Ta-Nehisi Coates reminds us that violence is not anomaly, it is the program. The plundering of bodies—Black bodies, queer bodies, trans bodies—was written into the foundations of this country. Today we see that reality unfold again in the death, the assassination, of Charlie Kirk. He lived by the sword; he died by the sword. And while some will celebrate and some will mourn, I cannot help but see in this moment another symptom of the same sickness. This is not the kind of life wisdom calls us to lead.
Wisdom calls us toward gentleness. Toward improvisation. Toward care.
bell hooks told us that love is a choice, an action, a will to nurture the growth of self and other. She told us that to practice love we must reject domination in all its forms. What we need now are networks of trust—the antidote to collapse. NYPD radios will not build networks of trust. Surveillance will not build networks of trust. But generative relationships can. Feeding one another builds networks of trust. Clothing one another builds networks of trust. Investing materially in people, not transactions, not donations—that builds networks of trust.
I remember sitting at my dinner table in Nashville one night, telling my partner: we are culture bearers. Culture work is undervalued, dismissed as impractical or unnecessary. But when culture is left to be shaped only by dominant modes of being, we end up where we are now: living inside cultures of violence, domination, supremacy.
Charlie Kirk bore that culture; his life and death are testimony to what carceral logics breed. I do not want to replicate that logic in my own body, though I know I am socialized into it, just like you. Every day I am unraveling from the conscription of supremacy culture. Every day I see how far I—and we—have to go.
The work of healing is the work of care. The work of care is the work of love.
When we care in material ways, when we suture wounds with presence and tenderness, when we invest in one another’s survival and thriving, we stitch together the future. Not the future empire promises, but the future we have been waiting for.
✨ Ritual Exhale:
Breathe in violence.
Breathe out care.
Breathe in fracture.
Breathe out trust.
Breathe in grief.
Breathe out love.
Closing Poem
We cannot kill our way to peace,
nor police our way to trust.
But we can feed one another,
clothe one another,
listen until the silence breaks.
In the rubble of empire,
care is the only thread
strong enough
to weave tomorrow.
This is what I needed to read today. Thank you!

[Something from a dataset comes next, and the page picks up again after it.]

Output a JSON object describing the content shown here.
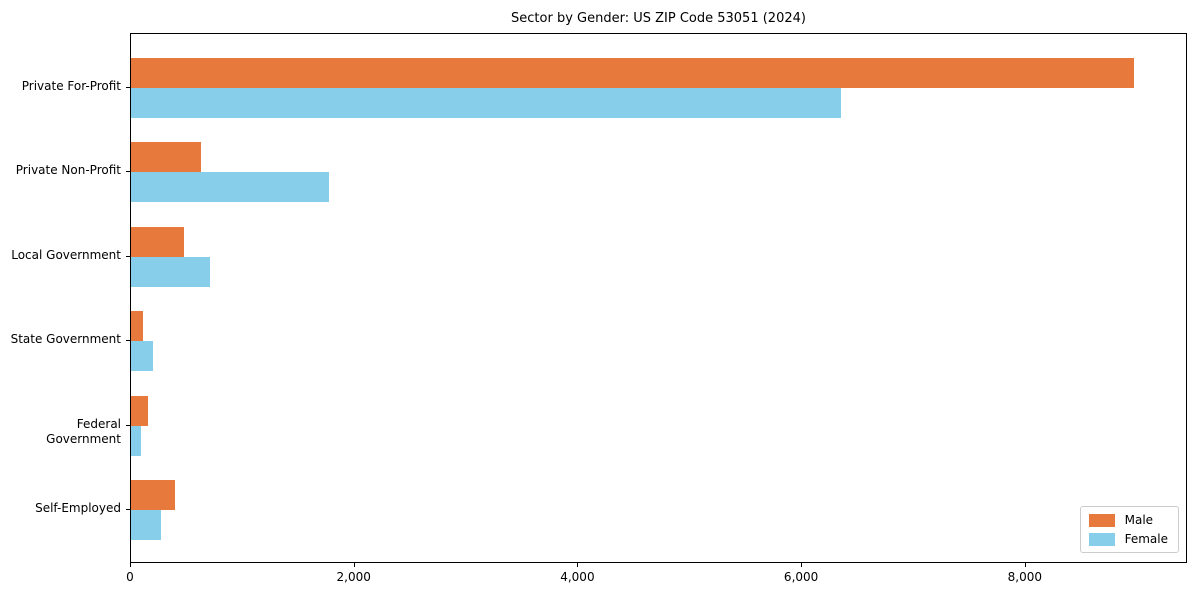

"suturing wounds with presence and tenderness..." Yes - and we must do this for each other as the destructiveness of empire invades our minds, our hearts and our homes. As one accustomed to powerlessness, the daily news retriggers trauma and it takes hours of my day simply to reclaim the power "presence and tenderness" require - it requires time spent in the presence of others who are suturing with their presence and tenderness too. There is a poem about anticipating and accepting grief - befriending grief. I do not know the poet but what you said above, she said in the poem - at least both spoke to me the same way. (Trying to figure out if I can send the poem.)